Le choc mécanique : Un effort trop violent sur un sol dur peut aussi déclencher une crise.
La fourbure des poulinières : Autour de la mise bas, les variations hormonales peuvent entrainer des fourbures chez les poulinières.
Les 2 urgences à gérer dès l'apparition de la crise
Tu es au pré, le diagnostic tombe ou tes doutes sont trop forts. Pas de panique, voici ta feuille de route immédiate à mettre en place en attendant que le vétérinaire arrive. Parce que oui, la première chose que tu as fait quand tu as trouvé ton cheval en fourbure c’est d’appeler le vétérinaire en urgence !
Soulager la douleur mécaniquement
La première chose à faire est d’appeler ton vétérinaire, bien sûr, mais en l’attendant : refroidis les pieds. Le froid est le meilleur anti-inflammatoire naturel et n’entreras pas en contre-indication avec les médicaments que ton vétérinaire vas administrer. Si tu as une rivière, mets-le dedans pendant une heure. Sinon, sors les seaux de glaçons ou fabrique des cloches refroidissantes avec des bandes en polaire gorgées d’eau. Le but est de stopper l’incendie interne. Ensuite, mets ton cheval sur un sol mou (sable, copeaux épais) pour limiter la pression sur la phalange.
Isoler hors de l'herbe (l'urgence alimentaire)
C’est le point non négociable. Si ton cheval est en crise, il doit quitter l’herbe immédiatement. On stoppe aussi toutes les céréales et les carottes. À ce stade, ton meilleur allié, c’est le foin. Mais pas n’importe comment : il doit être pesé et trempé. Tremper le foin pendant une heure permet d’évacuer une grande partie des sucres solubles. C’est fastidieux, je sais, mais c’est ce qui va permettre au métabolisme de ton cheval de redescendre en pression.
Construire la convalescence : l'alimentation comme remède
Une fois l’urgence passée et le vétérinaire reparti, le vrai travail de reconstruction commence. C’est là que la nutrition devient ton levier le plus puissant pour éviter la récidive.
Pourquoi le bilan nutritionnel est indispensable ?
On entend souvent : « Donne-lui juste du foin et de l’eau ». Erreur ! Un cheval en fourbure a besoin de nutriments spécifiques pour cicatriser ses tissus. Le cuivre, le zinc et le sélénium sont les piliers de la santé du pied. S’ils manquent (et ils manquent presque toujours dans les fourrages), le pied va se reconstruire plus lentement et de façon moins solide. Un bilan permet de calculer exactement ce qu’il faut ajouter sans apporter de calories inutiles.

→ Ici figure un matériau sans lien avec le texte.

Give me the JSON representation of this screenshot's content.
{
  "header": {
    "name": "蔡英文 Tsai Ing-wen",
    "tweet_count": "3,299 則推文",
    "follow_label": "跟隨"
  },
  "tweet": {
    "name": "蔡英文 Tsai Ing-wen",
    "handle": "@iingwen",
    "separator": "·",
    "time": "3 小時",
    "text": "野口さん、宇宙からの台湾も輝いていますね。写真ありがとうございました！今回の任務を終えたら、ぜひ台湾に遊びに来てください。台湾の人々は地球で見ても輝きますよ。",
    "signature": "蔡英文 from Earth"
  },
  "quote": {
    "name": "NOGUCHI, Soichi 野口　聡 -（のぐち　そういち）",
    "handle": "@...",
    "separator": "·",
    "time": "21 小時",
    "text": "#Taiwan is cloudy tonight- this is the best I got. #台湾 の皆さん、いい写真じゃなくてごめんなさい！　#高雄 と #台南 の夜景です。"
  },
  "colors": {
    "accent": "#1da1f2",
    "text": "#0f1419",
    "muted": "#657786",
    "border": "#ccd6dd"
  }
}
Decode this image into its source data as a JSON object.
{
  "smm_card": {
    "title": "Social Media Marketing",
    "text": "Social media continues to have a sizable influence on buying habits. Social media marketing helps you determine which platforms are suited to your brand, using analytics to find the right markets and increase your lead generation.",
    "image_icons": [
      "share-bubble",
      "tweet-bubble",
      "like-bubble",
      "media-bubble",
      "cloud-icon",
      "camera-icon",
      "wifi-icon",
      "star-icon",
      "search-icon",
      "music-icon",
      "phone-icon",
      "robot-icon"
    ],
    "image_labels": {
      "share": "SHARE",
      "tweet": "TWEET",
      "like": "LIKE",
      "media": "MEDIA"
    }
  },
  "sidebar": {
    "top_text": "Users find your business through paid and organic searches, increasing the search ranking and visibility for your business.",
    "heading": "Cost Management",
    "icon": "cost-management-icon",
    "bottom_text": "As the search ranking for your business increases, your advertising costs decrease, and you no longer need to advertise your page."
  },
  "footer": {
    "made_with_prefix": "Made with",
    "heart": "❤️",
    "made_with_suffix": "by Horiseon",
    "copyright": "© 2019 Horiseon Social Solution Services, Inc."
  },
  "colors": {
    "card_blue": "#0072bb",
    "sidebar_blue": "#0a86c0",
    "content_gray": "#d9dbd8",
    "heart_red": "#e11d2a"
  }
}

Gérer le poids sans affamer
La majorité des fourbures sont liées au surpoids. L’objectif est de faire maigrir ton cheval pour soulager ses pieds, mais sans créer de stress gastrique. Utilise des filets à foin (slowfeeding) pour qu’il mange tout au long de la journée de petites quantités. Si ton foin est trop riche en énergie, on pourra même envisager de le mélanger avec de la paille de bonne qualité après analyse. C’est un équilibre subtil : réduire l’énergie, mais garder les minéraux et les protéines pour que son corps ait la force de guérir.
Conclusion
Gérer une crise de fourbure, c’est un marathon émotionnel et logistique qui peut vite nous épuiser. Mais souviens-toi de ce trio gagnant : Vétérinaire + Maréchal/Pareur + Nutritionniste. C’est cette alliance, et ta réactivité sur le terrain, qui permettront à ton cheval de retrouver son confort et sa mobilité.
Tu te sens un peu perdue face à tes étiquettes de CMV, tu hésites sur le temps de trempage du foin ou tu as peur de mal faire les calculs ? Pas de stress, je suis là pour t’aider à transformer ce stress en sérénité.
Le Webinaire spécial « Cheval en fourbure » : Si tu veux aller plus loin et comprendre précisément comment adapter l’alimentation de ton cheval pour stabiliser sa santé, rejoins mon webinaire dédié. On y décortique les solutions concrètes pour gérer ces crises métaboliques sans s’arracher les cheveux. Découvre le programme du webinaire ici.
Besoin d’un plan d’action immédiat ? Pour une ration millimétrée et adaptée à ton foin, je te propose un Bilan nutritionnel personnalisé. C’est l’assurance de ne rien oublier (cuivre, zinc, protéines) tout en maîtrisant l’apport calorique.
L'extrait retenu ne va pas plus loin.